The Garfield Park neighborhood is home not only to Providence St. Mel School but also to its founder, Paul Joseph Adams III, a community activist fighting to improve opportunities for youth on the West Side.

The nonprofit Leaders Network recently honored Adams for his lifetime work at Providence St. Mel and his community contributions.

“It was an enormously high honor for me to stand with the board of directors of the Leaders Network and present Mr. Paul Adams III with the Dr. Martin Luther King Jr. Education Award,” said Rev. Ira Acre, pastor of Greater St. John Bible Church in North Lawndale and co-chairman for the Leaders Network, on a Facebook post. “Mr. Adams is a living legend and precious jewel serving on the West Side.”

But with all the accolades Adams often receives, both locally and nationally, the 77-year-old husband and father said all he wants to do is increase educational opportunities for youths, especially black youths.

“We have the power in this community to make changes in our lives, but for some reason we [blacks] get ‘comfortable’ with our situation and are reluctant to make changes,” said Adams, executive chairman of Providence St. Mel. “But from my point of view a quality education changes all of that.” 

One obstacle Adams said he runs into when recruiting students to Providence St. Mel are parents opting to send their children to charter schools. 

“Our competition is charter schools. Parents have told me they cannot afford a private school and prefer to send their students to public schools,” explained Adams. “I understand a lot of parents are struggling financially but it is so important that we preserve our future and that starts with educating the next generation of leaders.”

Providence St. Mel, 119 S. Central Park Ave., is an independent, private school with a current enrollment of 400 students, and serves grades kindergarten through 12th. The former Catholic school offers college preparatory classes, sports, clubs, and different programs including a summer international program.

The Archdiocese of Chicago previously operated Providence St. Mel, which was created in 1969 with the merger of Providence High School and St. Mel High School. In 1978, the Archdiocese announced it was closing the school during Adams’ tenure as principal. 

However, Adams refused to let the doors close and spearheaded a community campaign to raise money to operate the school independently. His effort was made possible after the Archdiocese donated the school’s campus to Adams. And during the 1980s, Providence St. Mel expanded to include elementary grades.

Annual tuition at Providence St. Mel is $8,000, but Jeanette Butala, president of the school, said the average family receives financial aid from the school and pays only $200 per month. But tuition payments do not make up it’s nearly $8 million a year budget.

“Only 15 percent of students pay the full tuition, which accounts for $1.8 million a year.

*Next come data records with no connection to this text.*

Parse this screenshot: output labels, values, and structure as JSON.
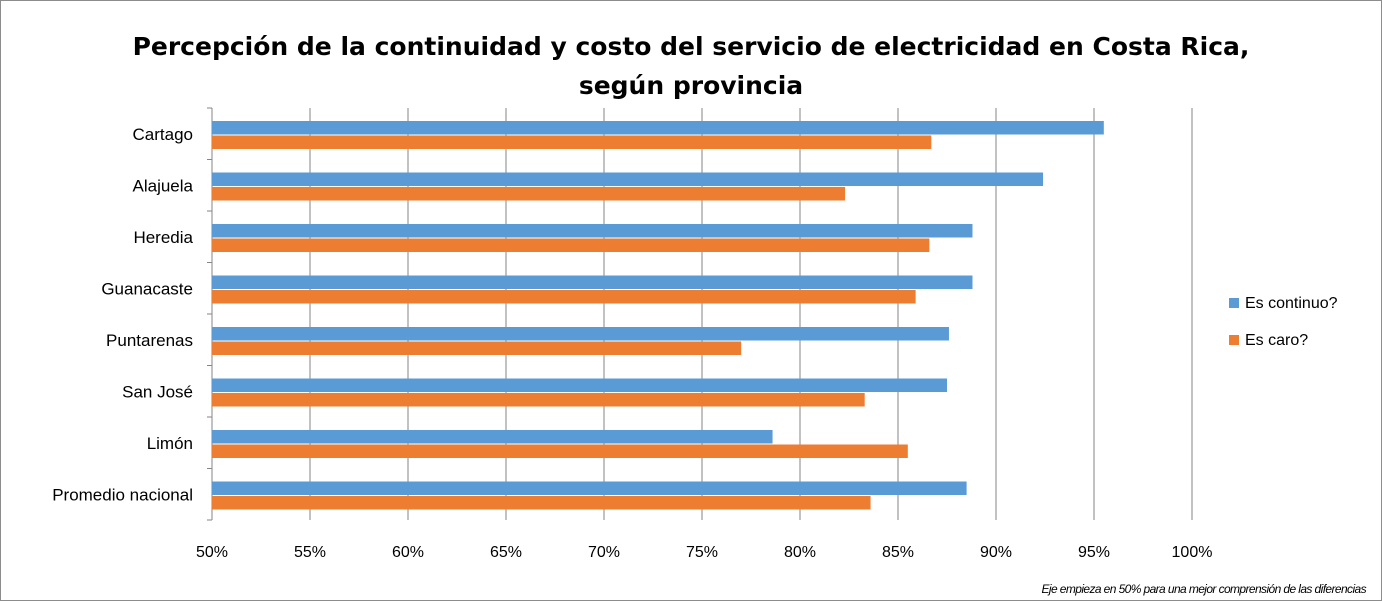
{
  "chart_data": {
    "type": "bar",
    "orientation": "horizontal",
    "title_lines": [
      "Percepción de la continuidad y costo del servicio de electricidad en Costa Rica,",
      "según provincia"
    ],
    "categories": [
      "Cartago",
      "Alajuela",
      "Heredia",
      "Guanacaste",
      "Puntarenas",
      "San José",
      "Limón",
      "Promedio nacional"
    ],
    "series": [
      {
        "name": "Es continuo?",
        "color": "#5b9bd5",
        "values": [
          95.5,
          92.4,
          88.8,
          88.8,
          87.6,
          87.5,
          78.6,
          88.5
        ]
      },
      {
        "name": "Es caro?",
        "color": "#ed7d31",
        "values": [
          86.7,
          82.3,
          86.6,
          85.9,
          77.0,
          83.3,
          85.5,
          83.6
        ]
      }
    ],
    "xlim": [
      50,
      100
    ],
    "xticks": [
      50,
      55,
      60,
      65,
      70,
      75,
      80,
      85,
      90,
      95,
      100
    ],
    "tick_suffix": "%",
    "grid": "vertical",
    "legend_position": "right",
    "note": "Eje empieza en 50% para una mejor comprensión de las diferencias"
  }
}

The rest of the budget is made up with fundraising and private donations,” said Adams, who added the school’s capacity could hold 800 students. “My mother made sacrifices so I could attend a private school and I encourage all parents to do the same.”

Adams said that there students who attend the school who live as far away as suburban Naperville.

“There are students who live in Schaumburg, on the South Side and other far places that attend our school,” added Adams, who lives across the street from the school. “Providence St. Mel is a school whose students are predominately black and 88 percent of its teaching staff have advanced degrees.”

According to Adams, the school has had a 100 percent college acceptance rate since 1978, and 74 percent of its students graduate from college in four years opposed to the national average of 51 percent.

“Our students attend some of the best colleges and universities in the country like Harvard, Stanford, Northwestern, and Howard University,” contends Adams, the oldest of four siblings. “Any student who graduates from here will be ready to succeed in life after college. We prepare our students to be leaders, thinkers and game-changers.”